Updated: Jun 22, 2020

When looking into current trends of design, I would say that neon is very much taking over the world at the moment with shows like ‘Riverdale’ and ‘Stranger Things’, as well as films like 'Thor Ragnarok' taking to a very 80’s feeling.

Case Studies: Stranger Things, Riverdale, Thor Ragnarok

Stranger Things

‘Stranger Things’ is a show on Netflix that is set in the 80’s where the children have to help save the world from an outbreak of creatures from another dimension breaking through into the real world and wreaking havoc. You can see in the promotion posters that the children have been edited to just a duo-toned red and blue colour palette. These are the colours used throughout the show quite a lot. The logo below is one that when animated, glows like a neon sign.

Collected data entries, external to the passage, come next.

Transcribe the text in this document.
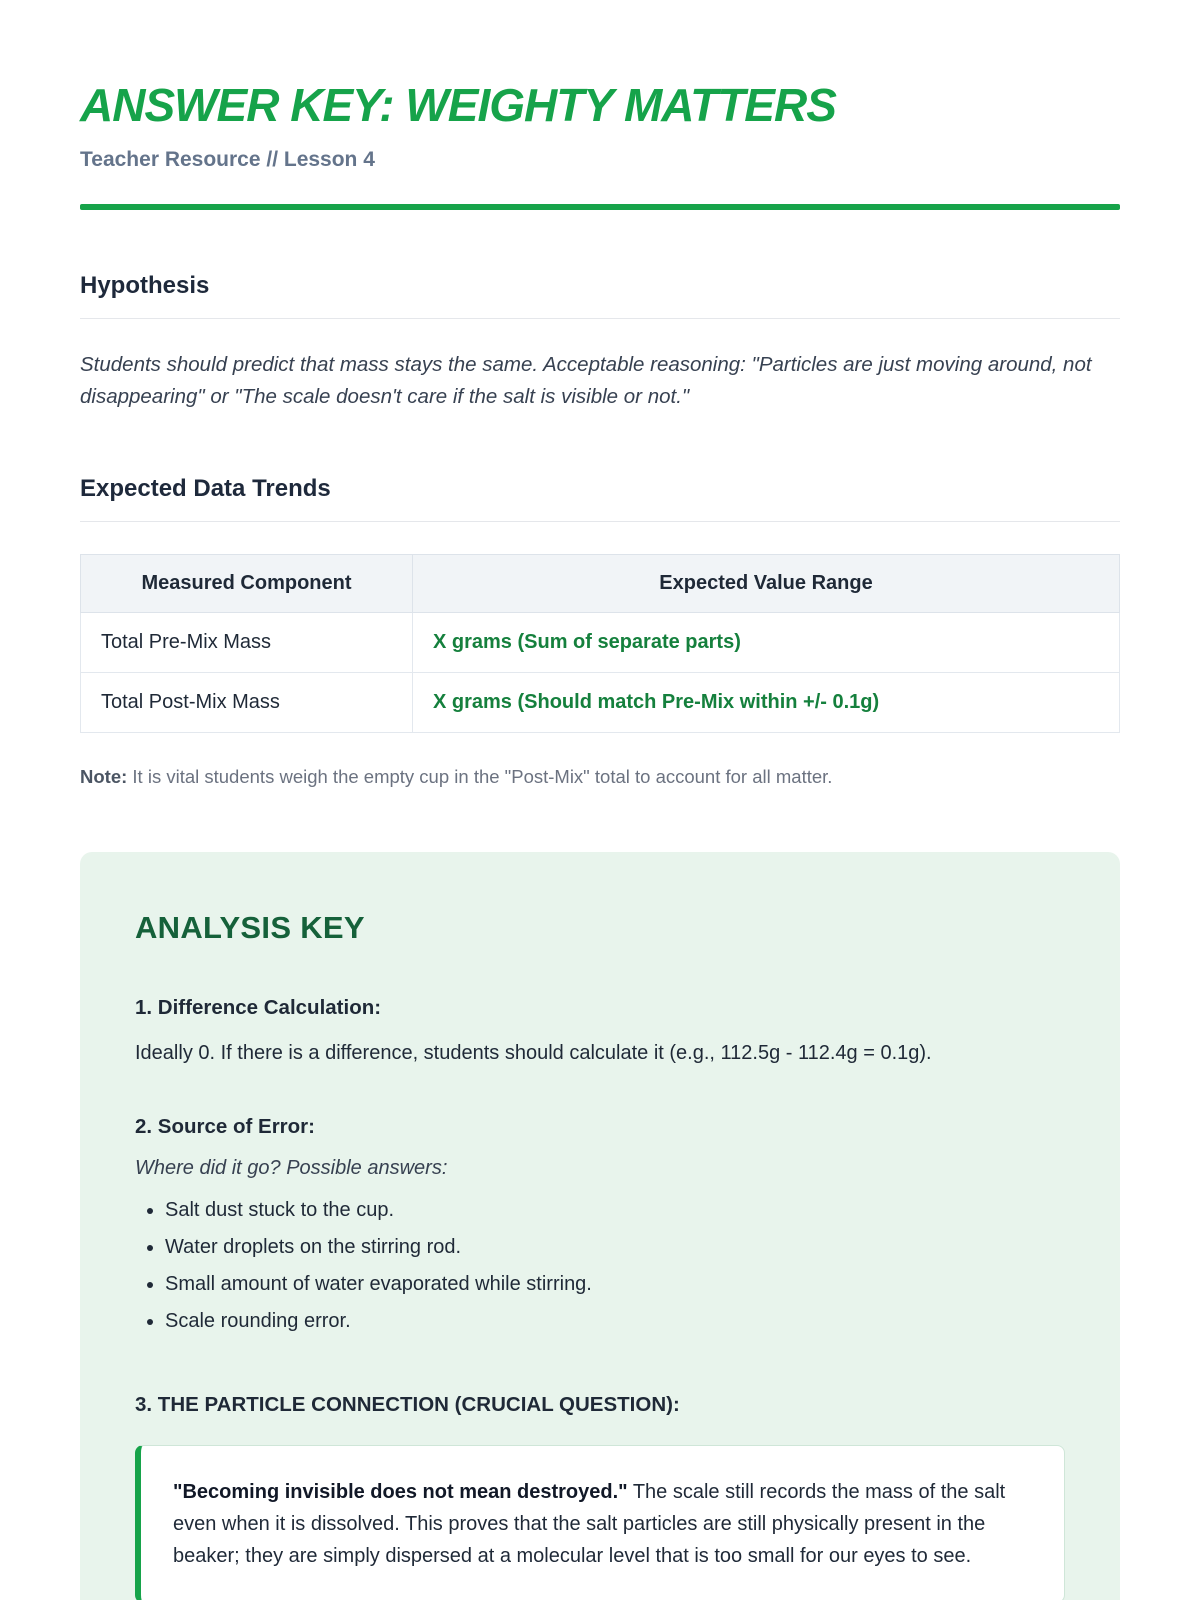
ANSWER KEY: WEIGHTY MATTERS
Teacher Resource // Lesson 4
Hypothesis

Students should predict that mass stays the same. Acceptable reasoning: "Particles are just moving around, not disappearing" or "The scale doesn't care if the salt is visible or not."

Expected Data Trends
Measured Component	Expected Value Range
Total Pre-Mix Mass	X grams (Sum of separate parts)
Total Post-Mix Mass	X grams (Should match Pre-Mix within +/- 0.1g)

Note: It is vital students weigh the empty cup in the "Post-Mix" total to account for all matter.

ANALYSIS KEY
1. Difference Calculation:

Ideally 0. If there is a difference, students should calculate it (e.g., 112.5g - 112.4g = 0.1g).

2. Source of Error:

Where did it go? Possible answers:

• Salt dust stuck to the cup.
• Water droplets on the stirring rod.
• Small amount of water evaporated while stirring.
• Scale rounding error.
3. THE PARTICLE CONNECTION (CRUCIAL QUESTION):

"Becoming invisible does not mean destroyed." The scale still records the mass of the salt even when it is dissolved. This proves that the salt particles are still physically present in the beaker; they are simply dispersed at a molecular level that is too small for our eyes to see.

‘Riverdale’ is also a hit show on Netflix at the moment which is currently running it’s fourth season, but was on it's second season at the time of making this Teen Choice project. You can see that similarly to ‘Stranger Things’, neon and duo toned red and blue colours are being used within the colour palette of the promotion posters. ‘Riverdale’ is not actually set in the 80’s like ‘Stranger Things’ is, but it clearly has a similar design aesthetic going on.

Thor Ragnarok

Current design being influenced by the 80’s is not limited to TV shows, it can also be seen in films as well as in many other places. But one very fitting example of the 80’s being reborn in current design is the use of design in ‘Thor Ragnarok’. It is being used very efficiently in the promotion posters there too, but in a different way to what ‘Riverdale’ and ‘Stranger Things’ previously have.

Obviously, two of my three actors I am choosing to work with are from this film, so that makes it interesting to discuss how the design of the promotion material has been used here. Yes, it could be said that a duotone is being used here - red and green. But what it is that makes this design feel very 80’s is the way that a combination of neon and geometric shapes have been used.

Further Research into 2018 Being Inspired by the 80's

‘10 Graphic Design Trends to Watch in 2018


1. Responsive Logos 2. Gradients 3. More depth (with semi-flat design) 4. Dashing duotones 5. Palettes & patterns inspired by the 80’s and 90’s 6. Movement: animation & GIFs 7. Bold typography 8. Custom graphic art and illustration 9. Authentic photography 10. Highly-detailed vintage’ With just this list and not knowing any information about what the details are for each in the list, it is clear that ‘Riverdale’, ‘Stranger Things’ and ‘Thor Ragnarok’ all follow quite a lot of the things on the list - gradients, dashing duotones, palettes & patterns inspired by the 80’s and 90’s, bold typography. It could be said that this article really does speak the truth and that 80’s really is everywhere in design now.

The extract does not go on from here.